Namun, dampak negatif dari perkawinan yang tidak memilih hari baik antara lain adalah kurangnya keselarasan antara keluarga calon mempelai pria dan wanita, kekhawatiran berlebihan jika hari yang dipilih tidak sesuai atau melanggar tradisi yang berlaku, penundaan atau bahkan kegagalan pernikahan, dan tanpa disadari juga berdampak pada maraknya perselingkuhan dan pergaulan bebas.
Advertisement
Paling Penting di Niat
Sementara itu, dalam pandangan Islam, semua hari adalah baik dan semua bulan adalah berkah. Tidak ada larangan menikah pada bulan-bulan tertentu. Sebagai contoh, pada riwayat pernikahan Rasulullah SAW dengan Siti Aisyah, orang-orang menganggap makruh atau mendatangkan kesialan jika menikah di bulan Syawal.
Namun, untuk menepis kepercayaan tersebut, Rasulullah SAW sendiri menikahi Siti ’Aisyah di bulan Syawwal, menunjukkan bahwa semua bulan sama-sama baik untuk melangsungkan pernikahan.
Dalam kitab al-Minhaj as-Sawi, disampaikan bahwa para ulama fiqh rahimahullah berpendapat bagi orang yang menikah, hendaknya pernikahannya diniati untuk menegakkan sunnah dan menjauhi hal-hal yang haram. Pernikahan akan menjadi ibadah jika disertai dengan niat baik, sehingga pernikahan tersebut dapat mendapatkan pahala ibadah.

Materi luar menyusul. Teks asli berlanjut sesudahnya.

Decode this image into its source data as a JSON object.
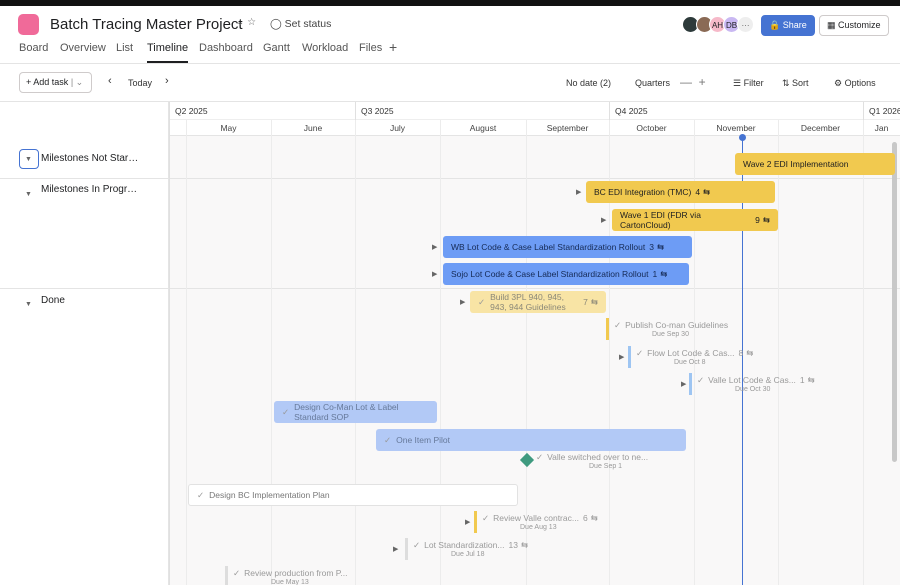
{
  "header": {
    "title": "Batch Tracing Master Project",
    "set_status": "Set status",
    "avatars": [
      "AH",
      "DB"
    ],
    "share": "Share",
    "customize": "Customize"
  },
  "tabs": [
    "Board",
    "Overview",
    "List",
    "Timeline",
    "Dashboard",
    "Gantt",
    "Workload",
    "Files"
  ],
  "toolbar": {
    "add_task": "Add task",
    "today": "Today",
    "no_date": "No date (2)",
    "quarters": "Quarters",
    "filter": "Filter",
    "sort": "Sort",
    "options": "Options"
  },
  "timeline": {
    "quarters": [
      "Q2 2025",
      "Q3 2025",
      "Q4 2025",
      "Q1 2026"
    ],
    "months": [
      "May",
      "June",
      "July",
      "August",
      "September",
      "October",
      "November",
      "December",
      "Jan"
    ]
  },
  "sections": [
    "Milestones Not Started",
    "Milestones In Progress",
    "Done"
  ],
  "tasks": [
    {
      "name": "Wave 2 EDI Implementation"
    },
    {
      "name": "BC EDI Integration (TMC)",
      "subtasks": 4
    },
    {
      "name": "Wave 1 EDI (FDR via CartonCloud)",
      "subtasks": 9
    },
    {
      "name": "WB Lot Code & Case Label Standardization Rollout",
      "subtasks": 3
    },
    {
      "name": "Sojo Lot Code & Case Label Standardization Rollout",
      "subtasks": 1
    },
    {
      "name": "Build 3PL 940, 945, 943, 944 Guidelines",
      "subtasks": 7
    },
    {
      "name": "Publish Co-man Guidelines",
      "due": "Due Sep 30"
    },
    {
      "name": "Flow Lot Code & Cas...",
      "subtasks": 8,
      "due": "Due Oct 8"
    },
    {
      "name": "Valle Lot Code & Cas...",
      "subtasks": 1,
      "due": "Due Oct 30"
    },
    {
      "name": "Design Co-Man Lot & Label Standard SOP"
    },
    {
      "name": "One Item Pilot"
    },
    {
      "name": "Valle switched over to ne...",
      "due": "Due Sep 1"
    },
    {
      "name": "Design BC Implementation Plan"
    },
    {
      "name": "Review Valle contrac...",
      "subtasks": 6,
      "due": "Due Aug 13"
    },
    {
      "name": "Lot Standardization...",
      "subtasks": 13,
      "due": "Due Jul 18"
    },
    {
      "name": "Review production from P...",
      "due": "Due May 13"
    }
  ]
}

Para ulama fiqh rahimahullah berkata:
“Sesungguhnya bagi orang yang menikah hendaknya pernikahannya diniati menegakkan sunnah, memejamkan pandangan dari perkara yang haram. Dan pernikahan akan menjadi ibadah jika disertai niat baik sehingga pernikahannya mendapatkan pahala ibadah.”
Mencari hari baik untuk menikah dalam Islam seharusnya didasarkan pada keinginan kedua keluarga mempelai dan pertimbangan praktis seperti kelonggaran jadwal para pihak terkait. Meskipun masyarakat masih mempertimbangkan tradisi tertentu atau bulan-bulan tertentu, prinsip dasar dalam Islam adalah bahwa semua hari adalah baik dan semua bulan adalah berkah. Terpenting adalah menjalankan pernikahan dengan niat yang baik, mengikuti sunnah, dan menjauhi hal-hal yang haram.

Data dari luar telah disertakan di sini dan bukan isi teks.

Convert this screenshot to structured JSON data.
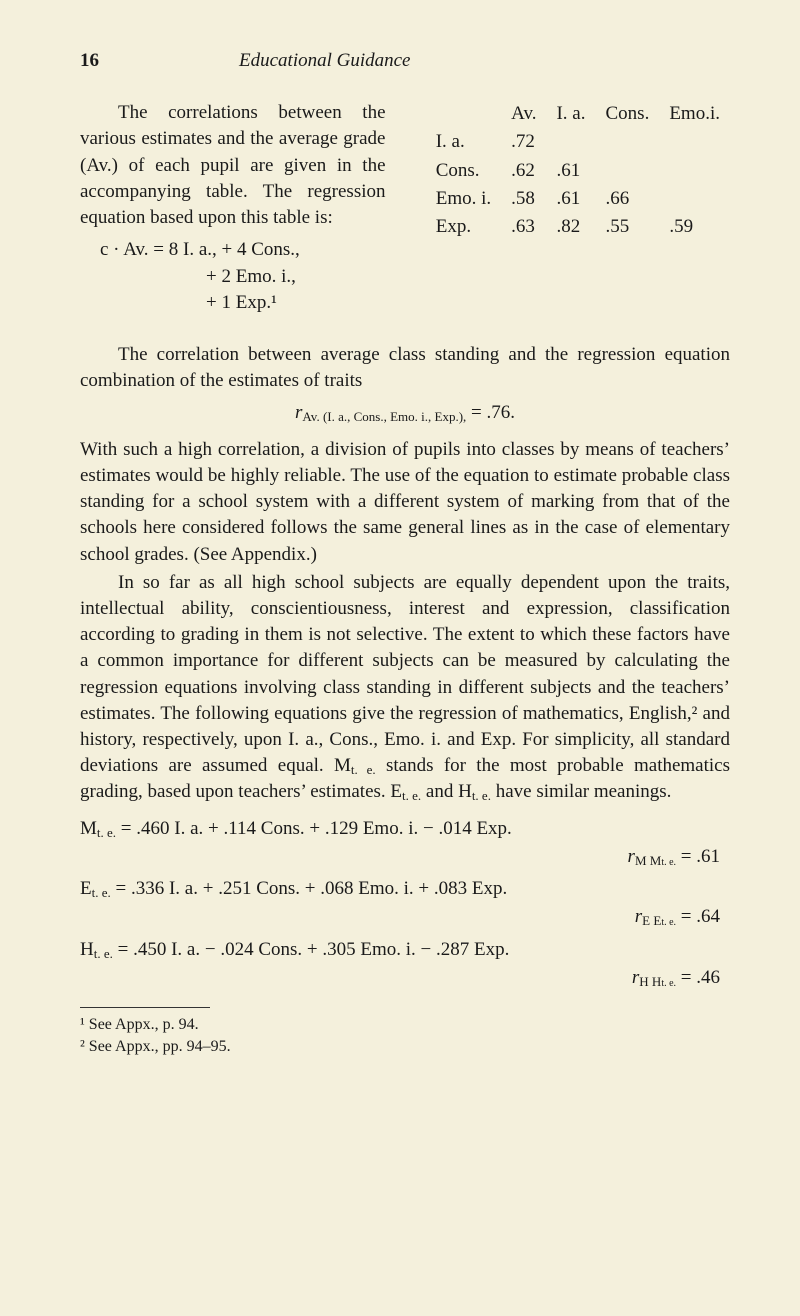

Dalam kitab Al-Bidayah wan Nihayah, 3/235, Ibnu Katsir juga menjelaskan anjuran menikah di bulan Syawal:
“Rasulullah shallallahu ‘alaihi wa sallam menikahi Aisyah untuk membantah keyakinan yang salah sebagian masyarakat yaitu tidak suka menikah di antara dua ‘ied (bulan Syawal termasuk di antara ‘ied Fitri dan ‘idul Adha), mereka khawatir akan terjadi perceraian. Keyakinan ini tidaklah benar.”